MAD DOG REALLY IS JUST A TIGER ABOUT WINNING

by | Nov 21, 2008 | Detroit Free Press | 0 comments

BOSTON — We interrupt these NBA championships to take a walk with the Dog. Mad Dog. Bill Madlock. The baseball player. To be honest, I am not sure how you address a man who, among other things, has pushed a glove in an umpire’s face, been tossed out of every National League ballpark at least once, and has children nicknamed the Mad Puppies. I mean, do you just say hello here, or do you need a bone?

As it turns out, hello is enough. On Saturday in Fenway Park (just a few miles from Boston Garden), Madlock, 36, was suiting up for his third game as a Tiger, the sixth team in his career. And as I said, hello was enough. Because Bill Madlock has never been at a loss for words.

“Hey, if I think I’m right I’m gonna say it,” he admitted after a few minutes of conversation. “I’ve always been that way.”

True enough. This is a guy who, when Chuck Tanner predicted his drooping Pirates would soon be pennant contenders, responded by saying: “No way.” And he was on the team! After being traded from Chicago, Madlock once remarked:
“I never really fit the Cubs’ image of a player — although you’d think after all those years of losing, they might want to change their image.”

So he could always talk. And he could always hit. He usually did both. Four NL batting titles. A lifetime .306 average. A short, compact chop that usually made contact. Combine that with his candid criticisms, his umpire squabbles, and his base-path melees, and he has earned his place with the Englishmen who come out in the midday sun. Forget the rest

“Aw, the Mad Dog stuff is mostly because I play intense,” Madlock said. “I do a lot of screaming at the umpires, I slide in hard to break up double plays, that stuff.”

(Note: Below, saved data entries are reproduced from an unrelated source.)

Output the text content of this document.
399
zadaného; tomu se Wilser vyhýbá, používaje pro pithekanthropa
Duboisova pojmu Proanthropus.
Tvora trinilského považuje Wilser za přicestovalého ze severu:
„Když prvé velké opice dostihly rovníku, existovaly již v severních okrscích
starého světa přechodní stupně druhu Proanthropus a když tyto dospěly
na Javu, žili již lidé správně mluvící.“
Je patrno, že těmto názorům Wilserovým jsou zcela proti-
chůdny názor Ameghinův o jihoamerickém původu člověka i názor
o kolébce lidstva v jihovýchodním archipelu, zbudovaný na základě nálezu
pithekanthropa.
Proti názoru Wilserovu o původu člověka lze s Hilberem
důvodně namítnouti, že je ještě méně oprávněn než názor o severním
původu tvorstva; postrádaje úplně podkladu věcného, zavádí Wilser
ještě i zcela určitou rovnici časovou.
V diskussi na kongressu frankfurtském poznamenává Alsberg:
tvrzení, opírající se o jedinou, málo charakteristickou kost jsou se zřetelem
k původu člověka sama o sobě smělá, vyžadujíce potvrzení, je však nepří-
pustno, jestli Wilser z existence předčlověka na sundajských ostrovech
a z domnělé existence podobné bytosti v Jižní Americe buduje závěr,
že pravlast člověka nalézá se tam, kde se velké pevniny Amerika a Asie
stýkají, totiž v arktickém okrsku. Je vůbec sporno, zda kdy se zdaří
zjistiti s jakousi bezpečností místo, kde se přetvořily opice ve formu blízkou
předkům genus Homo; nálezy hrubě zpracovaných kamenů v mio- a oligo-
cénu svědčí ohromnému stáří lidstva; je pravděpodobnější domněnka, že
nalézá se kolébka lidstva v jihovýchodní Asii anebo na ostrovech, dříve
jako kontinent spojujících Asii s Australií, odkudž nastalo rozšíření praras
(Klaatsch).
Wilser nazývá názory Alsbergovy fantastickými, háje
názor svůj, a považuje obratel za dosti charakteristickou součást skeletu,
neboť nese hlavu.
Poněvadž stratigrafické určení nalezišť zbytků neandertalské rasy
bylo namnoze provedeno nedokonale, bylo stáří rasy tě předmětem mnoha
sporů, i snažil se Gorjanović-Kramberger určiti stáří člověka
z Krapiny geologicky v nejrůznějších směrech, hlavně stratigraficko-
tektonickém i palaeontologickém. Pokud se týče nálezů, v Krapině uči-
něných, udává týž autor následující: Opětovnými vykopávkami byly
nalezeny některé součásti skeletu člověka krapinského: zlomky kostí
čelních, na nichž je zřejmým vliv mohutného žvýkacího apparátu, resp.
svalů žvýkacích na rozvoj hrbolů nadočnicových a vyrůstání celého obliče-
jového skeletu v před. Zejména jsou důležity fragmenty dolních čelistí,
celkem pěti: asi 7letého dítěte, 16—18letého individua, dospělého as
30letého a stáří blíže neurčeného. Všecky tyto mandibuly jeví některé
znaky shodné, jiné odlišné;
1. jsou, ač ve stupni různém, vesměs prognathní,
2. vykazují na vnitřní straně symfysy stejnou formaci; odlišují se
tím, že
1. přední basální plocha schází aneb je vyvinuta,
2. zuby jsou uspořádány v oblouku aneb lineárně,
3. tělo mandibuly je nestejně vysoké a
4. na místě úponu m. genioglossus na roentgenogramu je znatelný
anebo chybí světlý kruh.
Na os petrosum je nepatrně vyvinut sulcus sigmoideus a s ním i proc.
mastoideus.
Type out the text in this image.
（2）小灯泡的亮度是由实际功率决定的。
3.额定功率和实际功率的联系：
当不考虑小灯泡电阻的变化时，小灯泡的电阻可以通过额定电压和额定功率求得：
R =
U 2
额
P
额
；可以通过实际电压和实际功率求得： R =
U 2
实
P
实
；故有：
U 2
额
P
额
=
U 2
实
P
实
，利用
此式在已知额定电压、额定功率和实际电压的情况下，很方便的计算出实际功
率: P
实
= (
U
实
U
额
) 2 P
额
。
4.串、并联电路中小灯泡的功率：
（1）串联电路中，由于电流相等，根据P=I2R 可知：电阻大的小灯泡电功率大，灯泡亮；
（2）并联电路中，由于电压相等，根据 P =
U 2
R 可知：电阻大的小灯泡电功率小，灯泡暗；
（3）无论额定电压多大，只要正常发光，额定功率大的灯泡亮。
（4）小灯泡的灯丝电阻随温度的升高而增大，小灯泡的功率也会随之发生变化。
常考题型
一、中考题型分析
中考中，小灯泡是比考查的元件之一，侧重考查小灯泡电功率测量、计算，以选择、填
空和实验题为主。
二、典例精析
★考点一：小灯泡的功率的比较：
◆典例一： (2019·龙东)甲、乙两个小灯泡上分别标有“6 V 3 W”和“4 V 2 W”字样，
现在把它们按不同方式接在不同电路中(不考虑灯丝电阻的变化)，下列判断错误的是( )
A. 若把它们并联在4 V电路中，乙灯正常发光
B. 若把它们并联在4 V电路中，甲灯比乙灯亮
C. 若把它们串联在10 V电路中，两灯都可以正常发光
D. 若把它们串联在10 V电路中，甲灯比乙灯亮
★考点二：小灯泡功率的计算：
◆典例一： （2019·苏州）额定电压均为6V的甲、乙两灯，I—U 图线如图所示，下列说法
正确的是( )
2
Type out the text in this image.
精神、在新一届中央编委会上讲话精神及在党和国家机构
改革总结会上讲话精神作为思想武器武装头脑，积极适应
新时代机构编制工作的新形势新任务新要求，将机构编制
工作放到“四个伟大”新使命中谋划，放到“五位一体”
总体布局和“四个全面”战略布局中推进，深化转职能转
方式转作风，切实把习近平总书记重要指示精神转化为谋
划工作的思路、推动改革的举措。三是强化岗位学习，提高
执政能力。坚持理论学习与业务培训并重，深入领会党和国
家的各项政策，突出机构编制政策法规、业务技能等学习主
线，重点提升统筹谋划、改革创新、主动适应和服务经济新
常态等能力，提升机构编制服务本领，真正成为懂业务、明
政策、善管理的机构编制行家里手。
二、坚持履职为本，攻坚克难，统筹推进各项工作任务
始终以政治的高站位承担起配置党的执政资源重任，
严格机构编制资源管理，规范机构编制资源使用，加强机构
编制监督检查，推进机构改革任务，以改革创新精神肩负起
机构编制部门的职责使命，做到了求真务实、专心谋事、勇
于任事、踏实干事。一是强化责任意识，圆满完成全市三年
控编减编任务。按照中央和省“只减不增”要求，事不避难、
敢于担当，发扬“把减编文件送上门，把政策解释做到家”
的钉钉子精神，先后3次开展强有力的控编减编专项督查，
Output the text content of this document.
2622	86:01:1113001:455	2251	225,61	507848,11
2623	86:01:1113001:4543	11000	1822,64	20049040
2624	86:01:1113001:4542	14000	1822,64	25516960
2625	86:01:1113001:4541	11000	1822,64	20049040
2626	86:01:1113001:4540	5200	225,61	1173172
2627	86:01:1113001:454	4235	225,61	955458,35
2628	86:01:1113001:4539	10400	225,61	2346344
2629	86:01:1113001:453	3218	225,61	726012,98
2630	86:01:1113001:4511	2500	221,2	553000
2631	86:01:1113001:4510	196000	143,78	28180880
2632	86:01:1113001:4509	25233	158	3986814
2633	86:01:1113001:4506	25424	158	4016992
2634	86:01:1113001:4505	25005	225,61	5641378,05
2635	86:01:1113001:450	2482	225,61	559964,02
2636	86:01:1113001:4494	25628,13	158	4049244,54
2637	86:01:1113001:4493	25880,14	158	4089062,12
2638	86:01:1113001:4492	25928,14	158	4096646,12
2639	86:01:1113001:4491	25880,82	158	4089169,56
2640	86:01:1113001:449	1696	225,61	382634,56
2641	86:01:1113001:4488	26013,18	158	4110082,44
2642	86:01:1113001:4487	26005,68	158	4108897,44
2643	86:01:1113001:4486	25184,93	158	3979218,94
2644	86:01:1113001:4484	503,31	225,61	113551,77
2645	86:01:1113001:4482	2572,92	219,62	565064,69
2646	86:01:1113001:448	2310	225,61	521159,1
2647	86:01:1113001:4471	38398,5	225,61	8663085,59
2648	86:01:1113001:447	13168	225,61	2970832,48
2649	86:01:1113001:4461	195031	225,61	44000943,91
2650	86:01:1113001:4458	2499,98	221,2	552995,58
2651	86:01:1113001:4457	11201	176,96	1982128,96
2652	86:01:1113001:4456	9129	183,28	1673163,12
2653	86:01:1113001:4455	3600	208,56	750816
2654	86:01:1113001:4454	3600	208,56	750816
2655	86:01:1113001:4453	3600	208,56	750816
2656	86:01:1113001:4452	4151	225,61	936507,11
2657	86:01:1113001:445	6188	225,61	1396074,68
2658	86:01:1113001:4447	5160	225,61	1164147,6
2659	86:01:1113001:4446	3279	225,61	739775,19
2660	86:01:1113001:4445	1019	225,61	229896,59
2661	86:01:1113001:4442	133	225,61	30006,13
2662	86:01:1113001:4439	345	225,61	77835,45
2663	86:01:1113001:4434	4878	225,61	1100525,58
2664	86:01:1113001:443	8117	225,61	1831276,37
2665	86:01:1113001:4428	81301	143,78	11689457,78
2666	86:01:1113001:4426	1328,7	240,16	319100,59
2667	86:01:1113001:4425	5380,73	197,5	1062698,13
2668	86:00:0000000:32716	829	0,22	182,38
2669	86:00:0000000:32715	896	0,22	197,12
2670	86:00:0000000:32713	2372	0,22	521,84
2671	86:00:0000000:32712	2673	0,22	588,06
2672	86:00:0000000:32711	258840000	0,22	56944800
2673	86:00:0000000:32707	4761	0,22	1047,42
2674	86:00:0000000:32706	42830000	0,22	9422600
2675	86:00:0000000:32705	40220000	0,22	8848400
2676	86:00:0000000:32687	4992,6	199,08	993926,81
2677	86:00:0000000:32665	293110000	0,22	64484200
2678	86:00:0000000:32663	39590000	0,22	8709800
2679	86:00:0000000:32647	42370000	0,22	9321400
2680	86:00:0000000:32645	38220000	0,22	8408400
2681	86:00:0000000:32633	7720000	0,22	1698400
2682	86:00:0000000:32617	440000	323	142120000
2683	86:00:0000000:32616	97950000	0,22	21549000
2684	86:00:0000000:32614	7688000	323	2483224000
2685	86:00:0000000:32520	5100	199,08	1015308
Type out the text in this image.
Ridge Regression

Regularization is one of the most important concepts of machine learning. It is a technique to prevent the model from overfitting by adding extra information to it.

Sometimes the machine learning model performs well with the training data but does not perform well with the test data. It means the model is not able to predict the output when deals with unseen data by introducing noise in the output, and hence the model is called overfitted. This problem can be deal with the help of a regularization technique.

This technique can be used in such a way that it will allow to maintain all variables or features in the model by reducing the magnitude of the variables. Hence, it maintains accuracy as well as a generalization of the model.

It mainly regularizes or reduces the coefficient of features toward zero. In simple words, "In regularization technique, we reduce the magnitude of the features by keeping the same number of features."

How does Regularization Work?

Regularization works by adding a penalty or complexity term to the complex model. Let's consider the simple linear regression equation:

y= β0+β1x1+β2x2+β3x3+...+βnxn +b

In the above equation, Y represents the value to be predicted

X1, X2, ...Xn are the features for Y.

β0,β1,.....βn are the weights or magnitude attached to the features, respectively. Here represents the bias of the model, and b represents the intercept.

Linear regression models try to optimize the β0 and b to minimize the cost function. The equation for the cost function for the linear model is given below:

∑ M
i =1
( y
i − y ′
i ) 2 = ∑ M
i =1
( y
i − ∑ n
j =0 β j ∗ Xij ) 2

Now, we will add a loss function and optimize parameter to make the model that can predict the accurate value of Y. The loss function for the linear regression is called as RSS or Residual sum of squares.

“How about the off-field stuff?” I asked.

“Let’s forget about that,” he said.

“The time when . . . “

“Forget about that. Let’s talk about today.”

Well. All right. Today and tomorrow will be challenging enough. Madlock is coming off an uncharacteristic .180 average in 61 at-bats with the Dodgers this season. And now, here is a whole new league, with new pitchers, new parks. “I go out there not knowing what to expect,” he admitted. “Mostly I’ve been asking Darrell (Evans), ‘What’s this guy throw?’ then going out and looking for it.”

On top of that, Madlock has now played three positions in three days, first base, designated hitter and third base. (“That’s all the positions I know,” he said, laughing.) And yet, the variety indicates the enormous needs the Tigers have for a productive right-handed hitter in the lineup.

So it’s a big stick there for Mad Dog to fetch. And yet, should it work out, his acquisition — which is costing the Tigers only about $40,000 of his
$850,000 salary, with the Dodgers paying the rest — could be nothing short of

terrific, like getting a top-quality model from a public auction.

True, the Tigers have rarely been an organization to pursue players with controversial reputations. Sparky Anderson likes quiet leaders. The front office does not tolerate public criticism. And the fact is, Madlock has rarely left his teams on good terms.

But the same intensity that brings the stinging comment brings the hit when

it’s needed, the hard slide, the spark. “I like playing with him,” said Evans, who did so in San Francisco. “You’re apprehensive playing against him, because of his intensity, his arguments, his occasional fights. But he plays the game hard, and nobody here is threatened by that. It’s a perfect situation for him.”
‘He wants to win’

So everybody hopes. On Saturday, Madlock showed some of the very intensity that makes a difference. In the eighth inning, score tied 2-2, he swung badly at two Roger Clemens pitches, then chopped one up the middle for a single. He stole second, and scored on a single by Matt Nokes, giving the Tigers a 3-2 lead. He also made a nice defensive snare at third base for the final out in the Tigers’ 14-inning victory.

“He wants to win, that’s all,” Evans said. “Back in ’78, with the Giants, I was platooning. Madlock went to Joe Altobelli (the manager) and offered to play second base just so I could get in the lineup regularly. And he did. And we had the best second half in baseball that year.”

So Mad Dog, older and wiser, could work out just fine with Detroit, even with his edge. “Hey, sometimes,” he said, “the reputation helps me.”

“Well, you know,” I said, “I was a little apprehensive coming up to a guy known as Mad Dog. I was afraid you’d chew my head off or something.”

“Oh, no,” he said. But I noticed a grin.